Even worse, when the product has an expiration date, for instance tickets to a sports match or a concert, then the unsold inventory can translate to 100% monetary loss -- and frustrated customers, who might never return.
Malicious bots can distort Open-to-Buy
Many retailers use the proceeds of the sale from one season to fund purchases for subsequent seasons.This is known as the “open-to-buy”, or in consumer terms, your checkbook balance. If merchants can not sell the merchandise for one season, the amount of merchandise they are allowed to buy for the subsequent seasons is reduced. Hoarding impacts sales of hot products in demand and can influence the “open-to-buy” for retailers, as they carefully manage their balance sheets. Bot attacks on key items across a retailer’s assortment could result in substantial short and long term business consequences.
What can retailers do to prevent such attacks?

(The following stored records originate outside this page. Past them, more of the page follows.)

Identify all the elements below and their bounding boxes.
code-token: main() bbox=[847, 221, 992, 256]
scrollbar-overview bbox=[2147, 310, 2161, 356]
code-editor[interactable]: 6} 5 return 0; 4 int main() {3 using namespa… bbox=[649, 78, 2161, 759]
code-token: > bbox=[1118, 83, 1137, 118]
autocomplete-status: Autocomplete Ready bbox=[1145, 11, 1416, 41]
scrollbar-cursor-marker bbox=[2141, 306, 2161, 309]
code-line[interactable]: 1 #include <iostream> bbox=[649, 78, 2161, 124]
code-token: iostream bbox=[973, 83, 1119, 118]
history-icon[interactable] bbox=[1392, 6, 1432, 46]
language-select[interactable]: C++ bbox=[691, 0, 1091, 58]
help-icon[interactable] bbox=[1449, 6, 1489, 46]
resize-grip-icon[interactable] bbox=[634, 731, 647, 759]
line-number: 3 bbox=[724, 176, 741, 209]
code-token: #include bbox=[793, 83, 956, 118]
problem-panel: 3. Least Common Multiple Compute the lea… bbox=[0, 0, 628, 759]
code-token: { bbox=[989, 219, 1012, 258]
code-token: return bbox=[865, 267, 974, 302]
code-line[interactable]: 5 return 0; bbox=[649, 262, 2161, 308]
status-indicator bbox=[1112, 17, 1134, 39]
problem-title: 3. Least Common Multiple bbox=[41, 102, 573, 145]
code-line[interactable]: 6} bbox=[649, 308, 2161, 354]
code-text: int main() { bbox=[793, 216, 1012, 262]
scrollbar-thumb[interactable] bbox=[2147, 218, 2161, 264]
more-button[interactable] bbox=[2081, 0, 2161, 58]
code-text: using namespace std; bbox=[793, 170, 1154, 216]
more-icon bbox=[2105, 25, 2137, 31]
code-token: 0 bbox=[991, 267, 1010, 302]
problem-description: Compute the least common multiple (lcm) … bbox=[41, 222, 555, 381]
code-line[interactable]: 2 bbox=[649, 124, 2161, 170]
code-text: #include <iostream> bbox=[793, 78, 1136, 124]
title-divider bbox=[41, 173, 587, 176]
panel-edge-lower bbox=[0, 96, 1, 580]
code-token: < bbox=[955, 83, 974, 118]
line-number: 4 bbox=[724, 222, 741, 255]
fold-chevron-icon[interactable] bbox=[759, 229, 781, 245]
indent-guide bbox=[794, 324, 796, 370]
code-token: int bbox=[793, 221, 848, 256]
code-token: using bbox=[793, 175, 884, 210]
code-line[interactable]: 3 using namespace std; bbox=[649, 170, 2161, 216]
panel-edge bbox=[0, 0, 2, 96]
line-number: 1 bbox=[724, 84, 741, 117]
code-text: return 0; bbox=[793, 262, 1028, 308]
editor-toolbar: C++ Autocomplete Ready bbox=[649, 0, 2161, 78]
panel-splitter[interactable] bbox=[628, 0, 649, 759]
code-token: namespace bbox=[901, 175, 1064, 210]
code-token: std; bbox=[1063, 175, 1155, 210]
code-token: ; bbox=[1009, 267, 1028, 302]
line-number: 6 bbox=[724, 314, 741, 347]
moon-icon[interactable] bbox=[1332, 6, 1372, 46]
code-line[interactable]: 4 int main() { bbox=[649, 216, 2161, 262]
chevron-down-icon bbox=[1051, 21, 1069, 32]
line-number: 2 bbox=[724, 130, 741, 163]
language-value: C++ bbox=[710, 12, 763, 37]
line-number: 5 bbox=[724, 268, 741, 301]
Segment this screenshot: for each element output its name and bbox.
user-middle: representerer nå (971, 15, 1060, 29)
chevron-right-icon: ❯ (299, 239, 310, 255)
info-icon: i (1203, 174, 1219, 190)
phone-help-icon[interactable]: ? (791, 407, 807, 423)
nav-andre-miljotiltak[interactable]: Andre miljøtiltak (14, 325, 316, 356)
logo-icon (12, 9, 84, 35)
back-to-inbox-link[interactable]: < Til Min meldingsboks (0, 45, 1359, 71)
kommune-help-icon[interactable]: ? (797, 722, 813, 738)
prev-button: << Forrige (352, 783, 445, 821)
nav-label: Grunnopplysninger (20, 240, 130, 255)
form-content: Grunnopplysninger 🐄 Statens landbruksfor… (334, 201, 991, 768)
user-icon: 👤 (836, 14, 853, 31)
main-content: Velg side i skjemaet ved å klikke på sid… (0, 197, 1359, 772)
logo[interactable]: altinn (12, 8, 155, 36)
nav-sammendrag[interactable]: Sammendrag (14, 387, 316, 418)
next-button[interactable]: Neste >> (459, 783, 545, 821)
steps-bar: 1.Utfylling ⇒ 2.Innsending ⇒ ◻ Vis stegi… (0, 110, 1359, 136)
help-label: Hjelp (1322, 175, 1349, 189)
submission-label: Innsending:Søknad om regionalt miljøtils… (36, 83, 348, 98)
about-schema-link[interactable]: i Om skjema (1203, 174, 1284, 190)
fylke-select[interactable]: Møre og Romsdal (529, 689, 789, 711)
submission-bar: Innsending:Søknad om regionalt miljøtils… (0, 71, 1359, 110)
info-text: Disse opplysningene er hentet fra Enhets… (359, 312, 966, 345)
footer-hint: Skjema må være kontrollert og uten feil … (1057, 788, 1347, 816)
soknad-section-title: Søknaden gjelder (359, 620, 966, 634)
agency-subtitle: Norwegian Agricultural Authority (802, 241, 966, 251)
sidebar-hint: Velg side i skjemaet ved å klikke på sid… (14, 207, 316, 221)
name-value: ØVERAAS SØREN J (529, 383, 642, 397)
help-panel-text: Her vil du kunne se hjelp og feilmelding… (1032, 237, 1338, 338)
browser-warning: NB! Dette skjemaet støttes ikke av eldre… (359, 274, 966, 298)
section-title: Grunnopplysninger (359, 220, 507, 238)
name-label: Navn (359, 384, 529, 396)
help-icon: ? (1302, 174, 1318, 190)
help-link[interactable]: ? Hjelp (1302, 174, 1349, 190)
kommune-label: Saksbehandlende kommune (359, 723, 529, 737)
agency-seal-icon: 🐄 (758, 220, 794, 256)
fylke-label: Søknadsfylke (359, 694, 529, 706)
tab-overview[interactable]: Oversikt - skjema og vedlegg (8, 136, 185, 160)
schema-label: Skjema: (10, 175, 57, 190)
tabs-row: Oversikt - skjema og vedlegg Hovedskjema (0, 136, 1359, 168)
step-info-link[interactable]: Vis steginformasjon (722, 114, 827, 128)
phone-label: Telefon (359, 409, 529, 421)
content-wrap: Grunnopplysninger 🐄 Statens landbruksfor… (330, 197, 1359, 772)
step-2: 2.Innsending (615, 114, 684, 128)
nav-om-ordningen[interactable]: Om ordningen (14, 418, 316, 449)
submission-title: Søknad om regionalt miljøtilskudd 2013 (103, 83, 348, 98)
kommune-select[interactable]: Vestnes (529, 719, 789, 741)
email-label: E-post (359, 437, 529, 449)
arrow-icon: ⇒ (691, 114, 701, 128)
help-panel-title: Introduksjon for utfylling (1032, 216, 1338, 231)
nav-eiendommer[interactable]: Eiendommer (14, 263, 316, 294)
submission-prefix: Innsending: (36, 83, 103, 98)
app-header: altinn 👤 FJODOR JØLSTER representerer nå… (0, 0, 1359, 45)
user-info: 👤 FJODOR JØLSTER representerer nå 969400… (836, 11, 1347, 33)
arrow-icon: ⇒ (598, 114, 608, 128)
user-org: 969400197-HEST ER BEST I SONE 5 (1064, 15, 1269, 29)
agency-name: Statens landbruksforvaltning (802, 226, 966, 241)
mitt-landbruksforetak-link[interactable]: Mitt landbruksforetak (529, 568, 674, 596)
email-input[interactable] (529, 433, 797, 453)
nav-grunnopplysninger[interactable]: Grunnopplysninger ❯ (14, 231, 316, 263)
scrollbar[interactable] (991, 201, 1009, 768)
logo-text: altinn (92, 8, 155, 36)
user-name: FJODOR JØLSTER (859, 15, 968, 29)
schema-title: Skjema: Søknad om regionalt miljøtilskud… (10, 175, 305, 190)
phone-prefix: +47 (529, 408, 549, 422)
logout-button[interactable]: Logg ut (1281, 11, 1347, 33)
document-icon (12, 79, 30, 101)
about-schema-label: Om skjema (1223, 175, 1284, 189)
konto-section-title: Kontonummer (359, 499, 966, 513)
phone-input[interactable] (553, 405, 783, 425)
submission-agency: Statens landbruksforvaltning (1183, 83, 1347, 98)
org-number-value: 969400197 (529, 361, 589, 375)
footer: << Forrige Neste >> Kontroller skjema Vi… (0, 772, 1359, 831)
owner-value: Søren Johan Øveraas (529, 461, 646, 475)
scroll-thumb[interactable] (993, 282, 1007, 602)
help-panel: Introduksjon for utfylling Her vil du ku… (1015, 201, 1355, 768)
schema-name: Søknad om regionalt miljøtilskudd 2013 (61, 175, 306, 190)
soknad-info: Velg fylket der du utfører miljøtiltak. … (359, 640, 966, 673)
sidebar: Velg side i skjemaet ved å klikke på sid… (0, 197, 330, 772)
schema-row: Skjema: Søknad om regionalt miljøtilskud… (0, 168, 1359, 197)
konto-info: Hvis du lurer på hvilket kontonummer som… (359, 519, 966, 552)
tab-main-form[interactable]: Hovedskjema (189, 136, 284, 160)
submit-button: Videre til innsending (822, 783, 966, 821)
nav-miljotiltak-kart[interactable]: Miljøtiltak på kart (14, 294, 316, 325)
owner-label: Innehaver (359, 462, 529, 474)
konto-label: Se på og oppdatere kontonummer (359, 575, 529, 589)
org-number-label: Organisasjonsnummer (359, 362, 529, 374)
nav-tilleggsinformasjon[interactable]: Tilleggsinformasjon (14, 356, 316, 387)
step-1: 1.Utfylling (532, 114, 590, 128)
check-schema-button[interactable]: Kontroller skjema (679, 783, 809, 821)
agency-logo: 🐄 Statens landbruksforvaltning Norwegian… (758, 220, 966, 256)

Identify whether your shopper is human or bot
First and foremost, it is necessary to understand that since speed and scale is the name of the game here, most of these attacks are automated. They are carried out by bots/scripts/tools and not by humans, and will likely repeat themselves. As a result, they are easily scalable: An attack could originate in one IP address, but it might as well originate in thousands of different IP addresses, each representing a potentially unique entity. Determine accurately whether you are dealing with a human or a malicious bot and establish appropriate defenses before attacks wreak havoc on your site.
Define shopping cart policies
Comparing to the experience in a brick-and-mortar store can help in determining a policy here. A buyer can ask the cashier or salesperson to hold an item for him while he is still shopping, but the store will not hold it for longer than the defined store policy. The same should apply online: Limiting the absolute time during which users can hold items, for instance by restricting the amount of times they can add the item back to cart, will force the hoarded items back into the general inventory more often, and by that increase the chance of real buyers snagging a product. Obviously one can limit these stricter policies to limited stock items, that by nature are more likely to be a target for hoarders.